Esatte casualità sublimi nefandezze
Per la prima volta, dopo tanti anni di attività, Paolo Pallara ha voluto accompagnare una sua mostra con due brevi scritti. Conoscendolo da tempo e apprezzandone da sempre la magistrale manifattura e la parsimonia verbale, ho trovato la cosa sorprendente, chiaro indizio di un coinvolgimento molto più personale del solito che anche la scelta dell’intima collocazione espositiva conferma.
Per la prima volta, da che io ricordi, Paolo Pallara espone dipinti in cui compare la figura, umana, allo stato larvale o di incubo, tanto più evocativa e patetica quanto meno definita.
Queste due novità aiutano certamente a delimitare il campo delle possibili interpretazioni, ma non evitano la domanda di fondo, se cioè le macchie di cui ci stiamo occupando siano il principio generativo dell’opera o siano ciò che la contamina, in altre parole se si tratta di quadri di macchie o di quadri con macchie. In altre parole ancora: è possibile individuare, nella totalità dei segni tracciati, quelli che potremmo definire macchie, distinti dagli altri come se appartenessero a due mondi differenti?

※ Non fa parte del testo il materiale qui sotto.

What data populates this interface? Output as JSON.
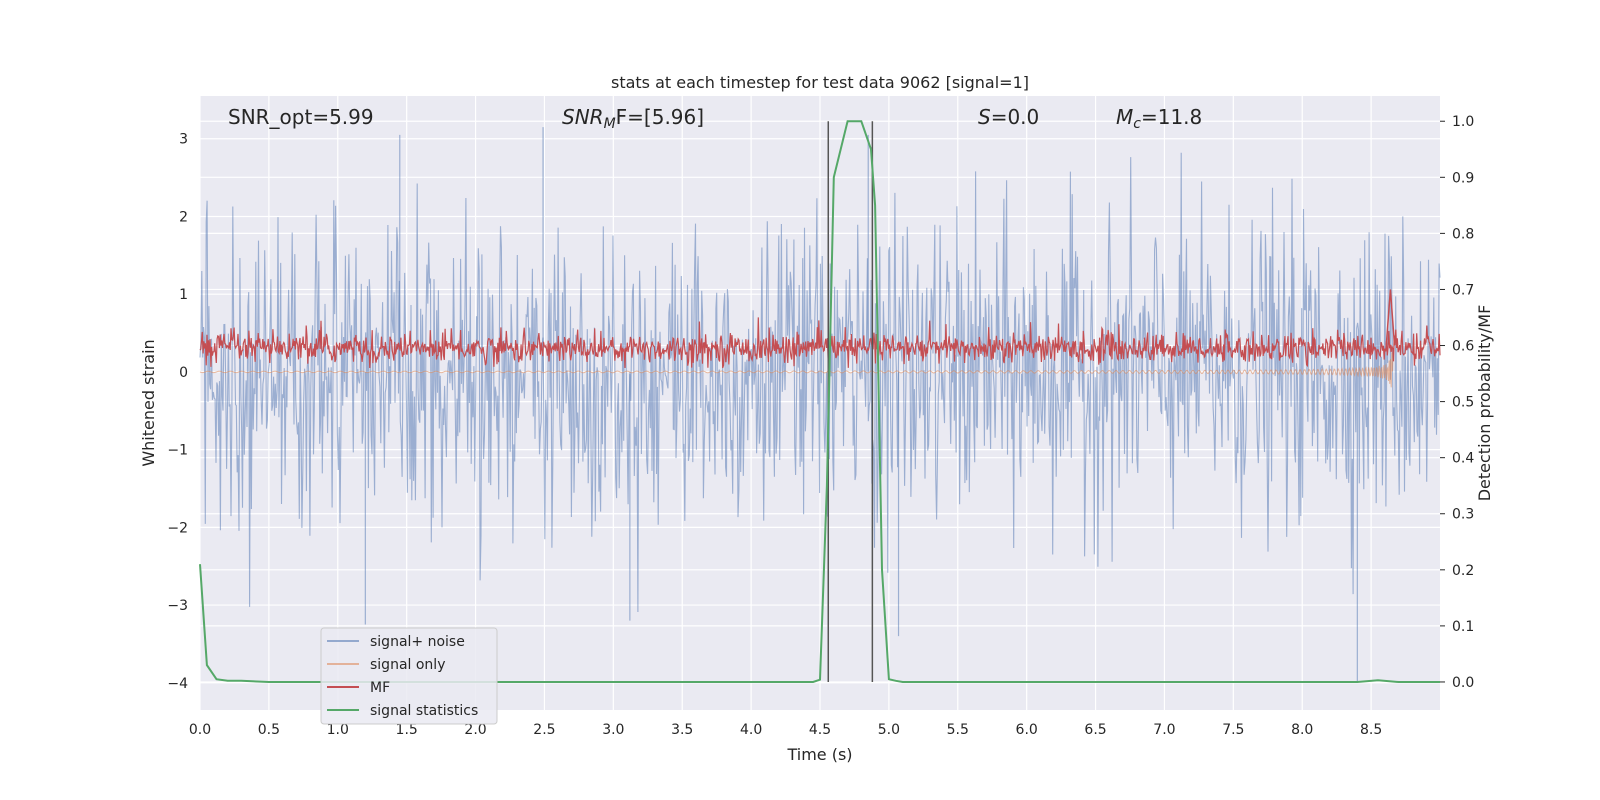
{
  "chart_data": {
    "type": "line",
    "title": "stats at each timestep for test data 9062 [signal=1]",
    "xlabel": "Time (s)",
    "ylabel_left": "Whitened strain",
    "ylabel_right": "Detection probability/MF",
    "xlim": [
      0.0,
      9.0
    ],
    "ylim_left": [
      -4.35,
      3.55
    ],
    "ylim_right": [
      -0.05,
      1.045
    ],
    "xticks": [
      "0.0",
      "0.5",
      "1.0",
      "1.5",
      "2.0",
      "2.5",
      "3.0",
      "3.5",
      "4.0",
      "4.5",
      "5.0",
      "5.5",
      "6.0",
      "6.5",
      "7.0",
      "7.5",
      "8.0",
      "8.5"
    ],
    "xtick_values": [
      0.0,
      0.5,
      1.0,
      1.5,
      2.0,
      2.5,
      3.0,
      3.5,
      4.0,
      4.5,
      5.0,
      5.5,
      6.0,
      6.5,
      7.0,
      7.5,
      8.0,
      8.5
    ],
    "yticks_left": [
      "3",
      "2",
      "1",
      "0",
      "−1",
      "−2",
      "−3",
      "−4"
    ],
    "ytick_values_left": [
      3,
      2,
      1,
      0,
      -1,
      -2,
      -3,
      -4
    ],
    "yticks_right": [
      "1.0",
      "0.9",
      "0.8",
      "0.7",
      "0.6",
      "0.5",
      "0.4",
      "0.3",
      "0.2",
      "0.1",
      "0.0"
    ],
    "ytick_values_right": [
      1.0,
      0.9,
      0.8,
      0.7,
      0.6,
      0.5,
      0.4,
      0.3,
      0.2,
      0.1,
      0.0
    ],
    "grid": true,
    "legend_position": "lower-left",
    "annotations": {
      "snr_opt": "SNR_opt=5.99",
      "snr_mf_symbol": "SNR",
      "snr_mf_sub": "M",
      "snr_mf_rest": "F=[5.96]",
      "s_symbol": "S",
      "s_rest": "=0.0",
      "mc_symbol": "M",
      "mc_sub": "c",
      "mc_rest": "=11.8"
    },
    "vlines_x": [
      4.56,
      4.88
    ],
    "series": [
      {
        "name": "signal+ noise",
        "color": "#4c72b0",
        "axis": "left",
        "kind": "noise-envelope",
        "x_range": [
          0.0,
          9.0
        ],
        "typical_amplitude": 1.6,
        "peak_values": [
          3.1,
          -3.25,
          3.2,
          -3.4,
          -4.0
        ]
      },
      {
        "name": "signal only",
        "color": "#dd8452",
        "axis": "left",
        "kind": "chirp",
        "start_amplitude": 0.02,
        "peak_time": 8.66,
        "peak_max": 0.55,
        "peak_min": -0.88,
        "end_time": 8.66
      },
      {
        "name": "MF",
        "color": "#c44e52",
        "axis": "right",
        "kind": "noise-band",
        "band": [
          0.56,
          0.63
        ],
        "spike_x": 8.64,
        "spike_y": 0.7
      },
      {
        "name": "signal statistics",
        "color": "#55a868",
        "axis": "right",
        "x": [
          0.0,
          0.05,
          0.12,
          0.2,
          0.3,
          0.5,
          1.0,
          2.0,
          3.0,
          4.0,
          4.45,
          4.5,
          4.55,
          4.6,
          4.7,
          4.8,
          4.87,
          4.9,
          4.95,
          5.0,
          5.05,
          5.1,
          6.0,
          7.0,
          8.0,
          8.4,
          8.55,
          8.7,
          9.0
        ],
        "y": [
          0.21,
          0.03,
          0.005,
          0.002,
          0.002,
          0.0,
          0.0,
          0.0,
          0.0,
          0.0,
          0.0,
          0.004,
          0.35,
          0.9,
          1.0,
          1.0,
          0.95,
          0.85,
          0.2,
          0.005,
          0.002,
          0.0,
          0.0,
          0.0,
          0.0,
          0.0,
          0.003,
          0.0,
          0.0
        ]
      }
    ]
  }
}
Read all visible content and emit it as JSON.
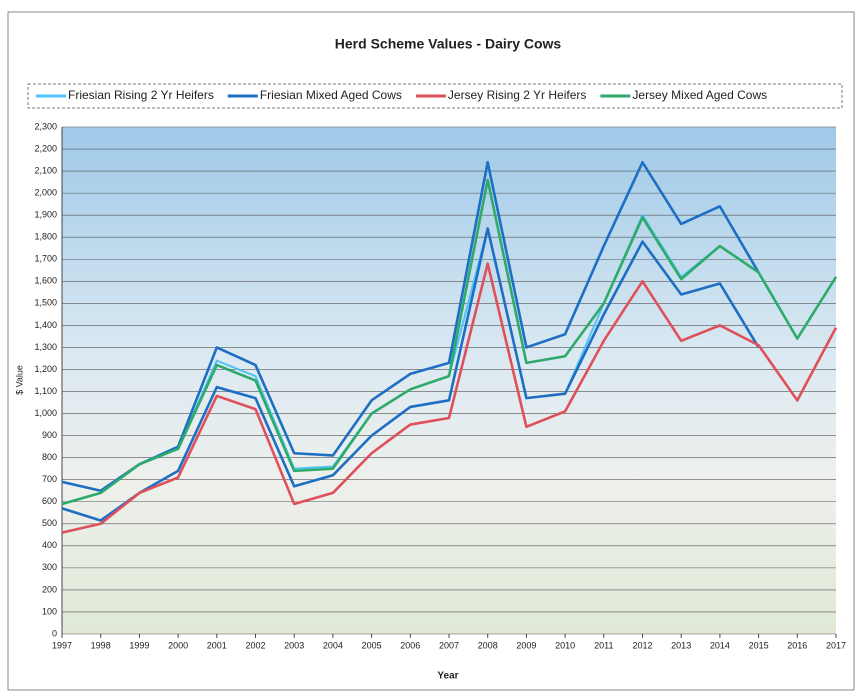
{
  "chart_data": {
    "type": "line",
    "title": "Herd Scheme Values - Dairy Cows",
    "x_label": "Year",
    "y_label": "$ Value",
    "categories": [
      "1997",
      "1998",
      "1999",
      "2000",
      "2001",
      "2002",
      "2003",
      "2004",
      "2005",
      "2006",
      "2007",
      "2008",
      "2009",
      "2010",
      "2011",
      "2012",
      "2013",
      "2014",
      "2015",
      "2016",
      "2017"
    ],
    "series": [
      {
        "name": "Friesian Rising 2 Yr Heifers",
        "color": "#4fc3f7",
        "values": [
          590,
          640,
          770,
          840,
          1240,
          1170,
          750,
          760,
          1000,
          1110,
          1170,
          1840,
          1070,
          1090,
          1500,
          1900,
          1620,
          1760,
          1640,
          1340,
          1620
        ]
      },
      {
        "name": "Friesian Mixed Aged Cows",
        "color": "#1e6fc4",
        "values": [
          690,
          650,
          770,
          850,
          1300,
          1220,
          820,
          810,
          1060,
          1180,
          1230,
          2140,
          1300,
          1360,
          1760,
          2140,
          1860,
          1940,
          1640,
          null,
          null
        ]
      },
      {
        "color": "#1e6fc4",
        "values": [
          570,
          515,
          640,
          740,
          1120,
          1070,
          670,
          720,
          900,
          1030,
          1060,
          1840,
          1070,
          1090,
          1450,
          1780,
          1540,
          1590,
          1300,
          null,
          null
        ]
      },
      {
        "name": "Jersey Rising 2 Yr Heifers",
        "color": "#e0505a",
        "values": [
          460,
          500,
          640,
          710,
          1080,
          1020,
          590,
          640,
          820,
          950,
          980,
          1680,
          940,
          1010,
          1330,
          1600,
          1330,
          1400,
          1310,
          1060,
          1390
        ]
      },
      {
        "name": "Jersey Mixed Aged Cows",
        "color": "#2eaa6a",
        "values": [
          590,
          640,
          770,
          840,
          1220,
          1150,
          740,
          750,
          1000,
          1110,
          1170,
          2060,
          1230,
          1260,
          1500,
          1890,
          1610,
          1760,
          1640,
          1340,
          1620
        ]
      }
    ],
    "ylim": [
      0,
      2300
    ],
    "yticks": [
      0,
      100,
      200,
      300,
      400,
      500,
      600,
      700,
      800,
      900,
      {
        "value": 1000,
        "label": "1,000"
      },
      {
        "value": 1100,
        "label": "1,100"
      },
      {
        "value": 1200,
        "label": "1,200"
      },
      {
        "value": 1300,
        "label": "1,300"
      },
      {
        "value": 1400,
        "label": "1,400"
      },
      {
        "value": 1500,
        "label": "1,500"
      },
      {
        "value": 1600,
        "label": "1,600"
      },
      {
        "value": 1700,
        "label": "1,700"
      },
      {
        "value": 1800,
        "label": "1,800"
      },
      {
        "value": 1900,
        "label": "1,900"
      },
      {
        "value": 2000,
        "label": "2,000"
      },
      {
        "value": 2100,
        "label": "2,100"
      },
      {
        "value": 2200,
        "label": "2,200"
      },
      {
        "value": 2300,
        "label": "2,300"
      }
    ],
    "grid": true
  }
}
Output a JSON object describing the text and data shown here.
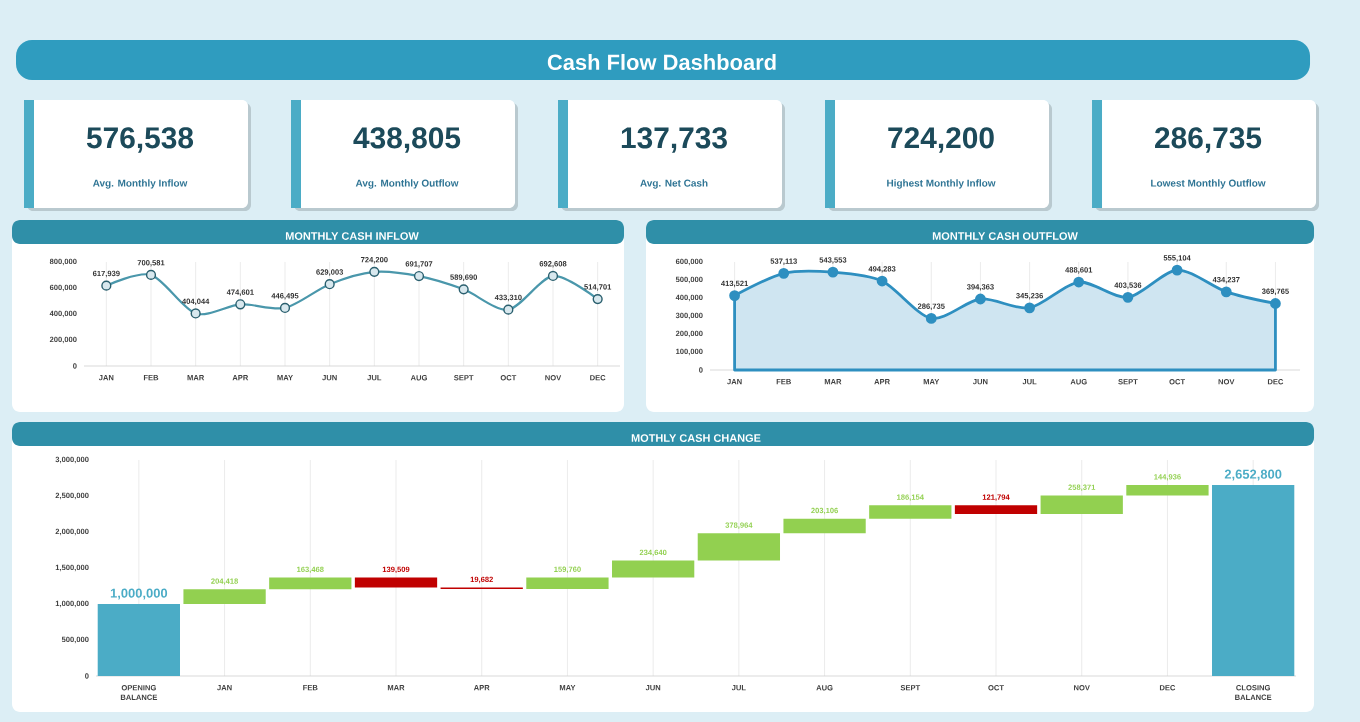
{
  "chart_data": [
    {
      "type": "other",
      "title": "Cash Flow Dashboard",
      "annotations": [
        "576,538",
        "Avg. Monthly Inflow",
        "438,805",
        "Avg.  Monthly Outflow",
        "137,733",
        "Avg.  Net Cash",
        "724,200",
        "Highest Monthly Inflow",
        "286,735",
        "Lowest Monthly Outflow"
      ]
    },
    {
      "type": "line",
      "title": "MONTHLY CASH INFLOW",
      "categories": [
        "JAN",
        "FEB",
        "MAR",
        "APR",
        "MAY",
        "JUN",
        "JUL",
        "AUG",
        "SEPT",
        "OCT",
        "NOV",
        "DEC"
      ],
      "values": [
        617939,
        700581,
        404044,
        474601,
        446495,
        629003,
        724200,
        691707,
        589690,
        433310,
        692608,
        514701
      ],
      "value_labels": [
        "617,939",
        "700,581",
        "404,044",
        "474,601",
        "446,495",
        "629,003",
        "724,200",
        "691,707",
        "589,690",
        "433,310",
        "692,608",
        "514,701"
      ],
      "color": "#4a97ab",
      "marker": "circle",
      "grid": "x",
      "ylim": [
        0,
        800000
      ],
      "yticks": [
        0,
        {
          "value": 200000,
          "label": "200,000"
        },
        {
          "value": 400000,
          "label": "400,000"
        },
        {
          "value": 600000,
          "label": "600,000"
        },
        {
          "value": 800000,
          "label": "800,000"
        }
      ]
    },
    {
      "type": "area",
      "title": "MONTHLY CASH OUTFLOW",
      "categories": [
        "JAN",
        "FEB",
        "MAR",
        "APR",
        "MAY",
        "JUN",
        "JUL",
        "AUG",
        "SEPT",
        "OCT",
        "NOV",
        "DEC"
      ],
      "values": [
        413521,
        537113,
        543553,
        494283,
        286735,
        394363,
        345236,
        488601,
        403536,
        555104,
        434237,
        369765
      ],
      "value_labels": [
        "413,521",
        "537,113",
        "543,553",
        "494,283",
        "286,735",
        "394,363",
        "345,236",
        "488,601",
        "403,536",
        "555,104",
        "434,237",
        "369,765"
      ],
      "color": "#2e8fc0",
      "marker": "circle",
      "grid": "x",
      "ylim": [
        0,
        600000
      ],
      "yticks": [
        0,
        {
          "value": 100000,
          "label": "100,000"
        },
        {
          "value": 200000,
          "label": "200,000"
        },
        {
          "value": 300000,
          "label": "300,000"
        },
        {
          "value": 400000,
          "label": "400,000"
        },
        {
          "value": 500000,
          "label": "500,000"
        },
        {
          "value": 600000,
          "label": "600,000"
        }
      ]
    },
    {
      "type": "bar",
      "title": "MOTHLY CASH CHANGE",
      "categories": [
        "OPENING BALANCE",
        "JAN",
        "FEB",
        "MAR",
        "APR",
        "MAY",
        "JUN",
        "JUL",
        "AUG",
        "SEPT",
        "OCT",
        "NOV",
        "DEC",
        "CLOSING BALANCE"
      ],
      "values": [
        1000000,
        204418,
        163468,
        -139509,
        -19682,
        159760,
        234640,
        378964,
        203106,
        186154,
        -121794,
        258371,
        144936,
        2652800
      ],
      "base": [
        0,
        1000000,
        1204418,
        1367886,
        1228377,
        1208695,
        1368455,
        1603095,
        1982059,
        2185165,
        2371319,
        2249525,
        2507896,
        0
      ],
      "value_labels": [
        "1,000,000",
        "204,418",
        "163,468",
        "139,509",
        "19,682",
        "159,760",
        "234,640",
        "378,964",
        "203,106",
        "186,154",
        "121,794",
        "258,371",
        "144,936",
        "2,652,800"
      ],
      "colors": [
        "#4bacc6",
        "#92d050",
        "#92d050",
        "#c00000",
        "#c00000",
        "#92d050",
        "#92d050",
        "#92d050",
        "#92d050",
        "#92d050",
        "#c00000",
        "#92d050",
        "#92d050",
        "#4bacc6"
      ],
      "grid": "x",
      "ylim": [
        0,
        3000000
      ],
      "yticks": [
        0,
        {
          "value": 500000,
          "label": "500,000"
        },
        {
          "value": 1000000,
          "label": "1,000,000"
        },
        {
          "value": 1500000,
          "label": "1,500,000"
        },
        {
          "value": 2000000,
          "label": "2,000,000"
        },
        {
          "value": 2500000,
          "label": "2,500,000"
        },
        {
          "value": 3000000,
          "label": "3,000,000"
        }
      ]
    }
  ]
}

La macchia, in arte, può essere il pretesto che scatena l’invenzione, ma può anche possedere totale autonomia, insomma, se alcune macchie hanno la possibilità di acquisire un’aura artistica l’arte ha comunque il potere di servirsi di ogni tipo di macchia. Quale la strada intrapresa da Paolo Pallara? La risposta sembra più facile se leggiamo i suoi testi verbali, ma attraversare i suoi fogli strappati e colorati per cercarla è infinitamente più affascinante.